Clinical Implications of Pharmacokinetics and Pharmacodynamics of Fluoroquinolones

AUTHOR(S)
Wispelwey, Brian
PUB. DATE
July 2005
SOURCE
Clinical Infectious Diseases;7/15/2005 Supplement, Vol. 41, pS127
SOURCE TYPE
Academic Journal
DOC. TYPE
Article
ABSTRACT
This review summarizes key data illustrating the clinical importance of pharmacodynamics, particularly among the fluoroquinolone family of antibacterials. Antibacterials are often divided into 2 groups—either time-dependent or concentration-dependent agents—on the basis of their mechanism of killing. Fluoroquinolones are concentration-dependent agents, and the parameter that correlates most closely with clinical and/or bacteriological success is the ratio of the area under plasma concentration curve (AUC) to the minimum inhibitory concentration (MIC).
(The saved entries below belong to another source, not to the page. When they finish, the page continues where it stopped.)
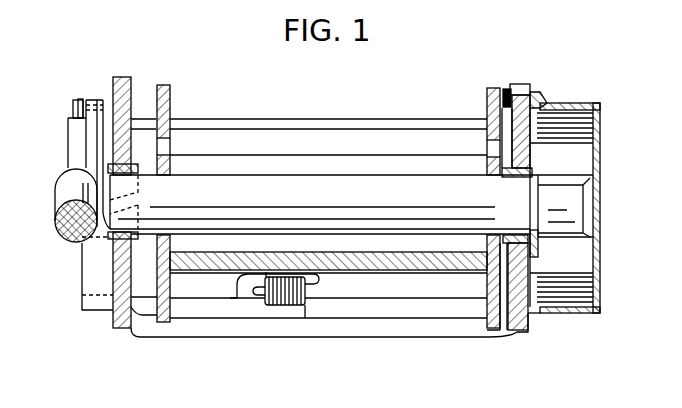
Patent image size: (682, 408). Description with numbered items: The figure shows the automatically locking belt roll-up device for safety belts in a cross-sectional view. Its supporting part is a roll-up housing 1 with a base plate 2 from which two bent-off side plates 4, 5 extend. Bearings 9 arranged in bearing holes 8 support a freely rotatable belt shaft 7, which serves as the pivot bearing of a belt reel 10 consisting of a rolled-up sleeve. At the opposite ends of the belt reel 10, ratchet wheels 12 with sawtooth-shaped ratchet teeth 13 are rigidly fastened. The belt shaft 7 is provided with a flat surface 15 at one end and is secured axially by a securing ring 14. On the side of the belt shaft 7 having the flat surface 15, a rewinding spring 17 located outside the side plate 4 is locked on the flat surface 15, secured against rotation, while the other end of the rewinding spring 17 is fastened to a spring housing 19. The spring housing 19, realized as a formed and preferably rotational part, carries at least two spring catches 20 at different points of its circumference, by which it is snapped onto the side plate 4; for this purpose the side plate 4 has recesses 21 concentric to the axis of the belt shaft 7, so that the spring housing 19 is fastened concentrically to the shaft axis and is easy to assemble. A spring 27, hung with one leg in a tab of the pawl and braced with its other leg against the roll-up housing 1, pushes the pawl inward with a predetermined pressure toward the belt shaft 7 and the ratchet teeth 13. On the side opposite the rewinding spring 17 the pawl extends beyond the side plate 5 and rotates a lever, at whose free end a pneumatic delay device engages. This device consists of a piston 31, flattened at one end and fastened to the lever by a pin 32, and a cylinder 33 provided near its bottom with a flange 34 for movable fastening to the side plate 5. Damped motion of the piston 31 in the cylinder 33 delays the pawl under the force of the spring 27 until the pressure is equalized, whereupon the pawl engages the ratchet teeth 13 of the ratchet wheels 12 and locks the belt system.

The roll-up housing 1 is at (462, 345).
The base plate 2 is at (203, 288).
The side plate 4 is at (523, 125).
The side plate 5 is at (113, 78).
The belt shaft 7 is at (335, 190).
The bearing holes 8 is at (522, 233).
The bearings 9 is at (117, 247).
The belt reel 10 is at (393, 262).
The ratchet wheels 12 is at (166, 85).
The ratchet teeth 13 is at (160, 316).
The securing ring 14 is at (540, 246).
The flat surface 15 is at (573, 178).
The rewinding spring 17 is at (585, 127).
The spring housing 19 is at (583, 103).
The spring catches 20 is at (515, 83).
The recesses 21 is at (527, 86).
The spring 27 is at (284, 306).
The piston 31 is at (68, 136).
The pin 32 is at (73, 104).
The cylinder 33 is at (67, 190).
The flange 34 is at (82, 98).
The AUC:MIC threshold may vary by organism. For example, a ratio of at least 30 is often cited as optimal to achieve success against Streptococcus pneumoniae, whereas higher ratios (>100) are considered to be optimal for the treatment of infections due to gram-negative bacilli. Data are cited to suggest that the minimum ratio necessary to prevent the selection of resistant mutants may, in fact, be somewhat higher. Maximizing the AUC:MIC through the use of potent therapy may offer an opportunity to limit the development of resistance to fluoroquinolones.